As more companies use outsourced vendors for data collection, Stax has been able to even conduct internal data analysis during a diligence timeframe. For example, e-commerce businesses often use vendors like Shopify, which store their clients’ data in a format that is familiar and easy to obtain.
Even if the internal data is not standardized, Stax has found some data analysis is possible for focused, critical questions. To answer these questions, it is critical to have experience with data requests and common issues to reduce the number of back-and-forth exchanges about data. We have found that our private equity clients appreciate our knowledge of how databases are likely structured, and which filters they are likely to utilize when analyzing data. It’s important to build this kind of trust quickly.
Step 3: 24-Hour Activity
A global team is critical. For years, Stax’s round-the-clock teams have worked on predictive models in short timeframes. Through thousands of engagements, we have been able to develop best practices around communication and collaboration with our overseas teams. Specifically, we’ve found there are parts of the process that two teams can work on sequentially, such as descriptive analysis, feature engineering, or testing different model structures. We budget our time so that the only overlap in these areas is in double-checking the other team’s errors.

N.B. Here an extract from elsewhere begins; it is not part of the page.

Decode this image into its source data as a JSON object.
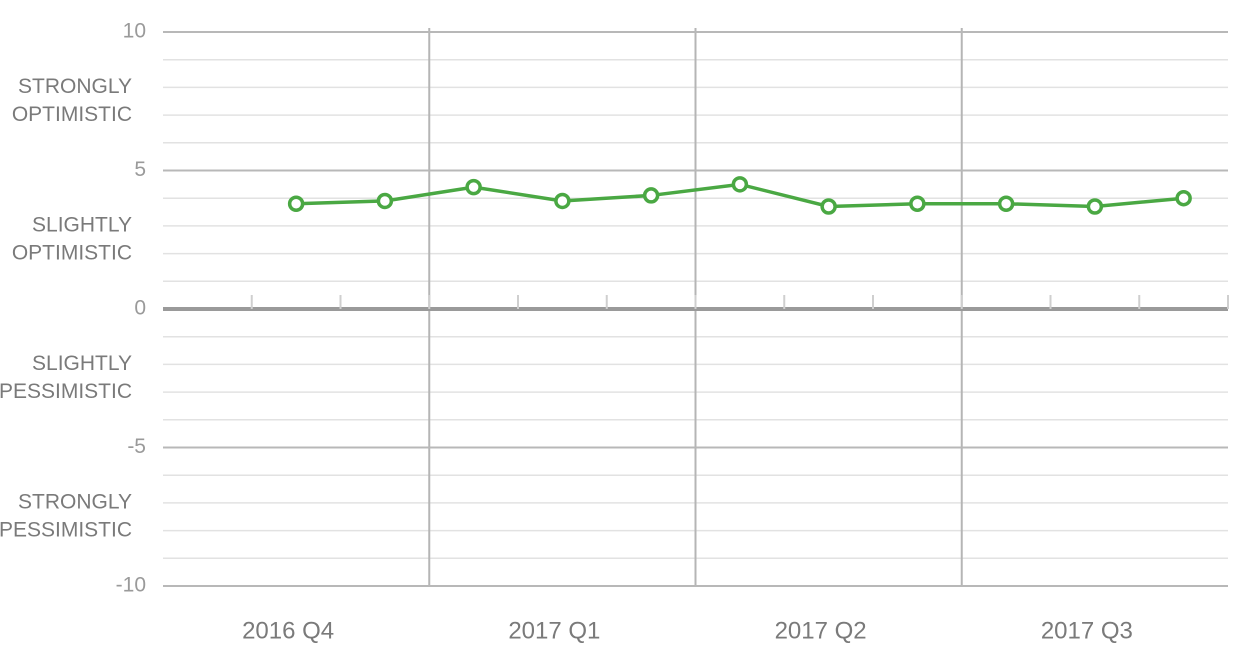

For other parts of the process, collaboration is key. When something in the predictive model requires a new, creative approach, it helps to have Team A explore, share their results, and wake up with fresh eyes to see how Team B has reacted to their results and explored the problem themselves. This type of collaboration builds a level of robustness into our predictive models that we wouldn’t get if either team worked independently.
Getting Closer to Certain
Data science during the private equity diligence process won’t remove all the uncertainty, but it can eliminate a significant portion. At Stax, our data science teams frequently work on longer-term projects, and we are aware of the additional value of spending months on analysis before committing to, for example, selecting fifty new locations for your next retail expansion. During a diligence, we can build initial estimates for those kinds of models.
But data science in diligence is really about narrowing the range of a critical question. For example, if we’ve only got our intuition about whether a specific business will suffer from a downturn in the business cycle, data can confirm or push back against that intuition. We’ll be able to tell what the numbers say, what we were able to measure and were NOT able to measure in the given timeframe, and provide a level of confidence in our efforts. There is a lot more confidence in valuation between someone who says, “we don’t think this business has much risk from the business cycle” to “this business’s revenue is about 30% tied to the business cycle, and that’s based on X, Y, and Z.” Even a skeptic, who only puts half as much confidence in our models as we do, would appreciate we’ve put in the effort.
Lastly, analytics during a diligence process can help plan what to do with the company after the deal closes. Sometimes, it’s as simple as knowing we’ll need to invest more in our data architecture. Other times, it’s knowing that there’s an opportunity to run one of the business’s processes a better way, even if we haven’t built out the full model. And finally, in the best cases, a predictive model built during diligence can develop into a tactical plan of how to invest in the business and create value.